Question

at 40 degree Celsius the vapour pressure of pure liquids benzene and toluene are 160 mm Hg and 60 mm Hg respectively at the same temperature and pressure of an equimolar solution of the two liquids assuming the ideal solution should be

Answer 1

Answer:

110

Explanation:

using the formula

ptotal= p°x1+ px2

as equimolar mixture

X1=0.5 and X2 = 0.5

Answer 2

The question you have asked id incomplete.

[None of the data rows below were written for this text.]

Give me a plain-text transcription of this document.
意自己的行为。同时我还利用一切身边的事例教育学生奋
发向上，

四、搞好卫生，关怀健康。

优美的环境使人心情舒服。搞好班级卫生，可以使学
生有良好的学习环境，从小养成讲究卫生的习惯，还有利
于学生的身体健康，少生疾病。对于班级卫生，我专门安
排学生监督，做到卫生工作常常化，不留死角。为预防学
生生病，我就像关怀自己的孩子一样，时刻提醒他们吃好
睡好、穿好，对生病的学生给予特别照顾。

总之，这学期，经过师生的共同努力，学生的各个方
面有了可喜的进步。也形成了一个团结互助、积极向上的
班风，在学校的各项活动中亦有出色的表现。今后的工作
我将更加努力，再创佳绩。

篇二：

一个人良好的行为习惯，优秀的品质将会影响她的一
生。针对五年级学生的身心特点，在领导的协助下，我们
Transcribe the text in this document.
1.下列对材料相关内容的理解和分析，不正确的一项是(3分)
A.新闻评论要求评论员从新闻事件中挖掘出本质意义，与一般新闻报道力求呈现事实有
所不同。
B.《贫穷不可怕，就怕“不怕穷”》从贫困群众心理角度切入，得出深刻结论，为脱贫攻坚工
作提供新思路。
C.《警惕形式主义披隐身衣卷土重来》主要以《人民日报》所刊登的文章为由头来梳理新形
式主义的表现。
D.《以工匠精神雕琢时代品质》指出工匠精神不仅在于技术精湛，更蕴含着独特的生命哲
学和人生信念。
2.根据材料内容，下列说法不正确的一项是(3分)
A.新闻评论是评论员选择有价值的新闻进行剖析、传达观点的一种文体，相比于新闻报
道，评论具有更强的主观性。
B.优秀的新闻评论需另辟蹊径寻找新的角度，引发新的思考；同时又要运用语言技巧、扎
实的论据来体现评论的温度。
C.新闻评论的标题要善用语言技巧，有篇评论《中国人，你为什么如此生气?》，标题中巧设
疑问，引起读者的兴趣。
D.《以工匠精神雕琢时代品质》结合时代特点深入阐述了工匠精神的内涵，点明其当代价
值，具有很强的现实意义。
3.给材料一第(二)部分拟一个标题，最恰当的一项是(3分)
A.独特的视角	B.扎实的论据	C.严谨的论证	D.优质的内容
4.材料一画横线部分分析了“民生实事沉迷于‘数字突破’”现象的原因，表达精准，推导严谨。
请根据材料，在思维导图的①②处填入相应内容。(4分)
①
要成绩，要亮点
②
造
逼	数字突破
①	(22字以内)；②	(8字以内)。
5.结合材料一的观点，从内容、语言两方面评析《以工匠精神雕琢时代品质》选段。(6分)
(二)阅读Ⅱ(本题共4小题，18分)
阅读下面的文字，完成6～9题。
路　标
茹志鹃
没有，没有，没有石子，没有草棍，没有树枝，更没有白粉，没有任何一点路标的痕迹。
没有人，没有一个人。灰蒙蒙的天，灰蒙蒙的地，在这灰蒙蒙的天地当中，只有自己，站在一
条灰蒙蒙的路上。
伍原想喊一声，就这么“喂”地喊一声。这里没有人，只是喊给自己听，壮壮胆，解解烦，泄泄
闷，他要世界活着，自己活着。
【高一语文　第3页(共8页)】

I think this is your question:-

At 40°C, the vapour pressure of pure liquids, benzene and toluene, are 160 mm Hg and 60 mm Hg, respectively. At the same temperature, the vapor pressure of an equimolar solution of the two liquids, assuming the ideal solution, should be:

Answer:

110mm of Hg

Explanation:

The question here is to find total pressure exerted by vapour ($P_t$) of both the liquids, which is given as

$=>P_t$=pressure due to toluene +pressure due to benzene

$=>P_t=(P^{0}_b_e_n_z_e_n_e)X_b_e_n_z_e_n_e+(P^{0}_t_o_l_u_e_n_e)X_t_o_l_u_e_n_e$

Since χ = mole fraction = 1/2 [∵ equimolar solutions]

$=>P_t=(160)(\frac{1}{2} )+60(\frac{1}{2} )\\\\=>\boxed{P_t=110}$

Hope this answer helped you :)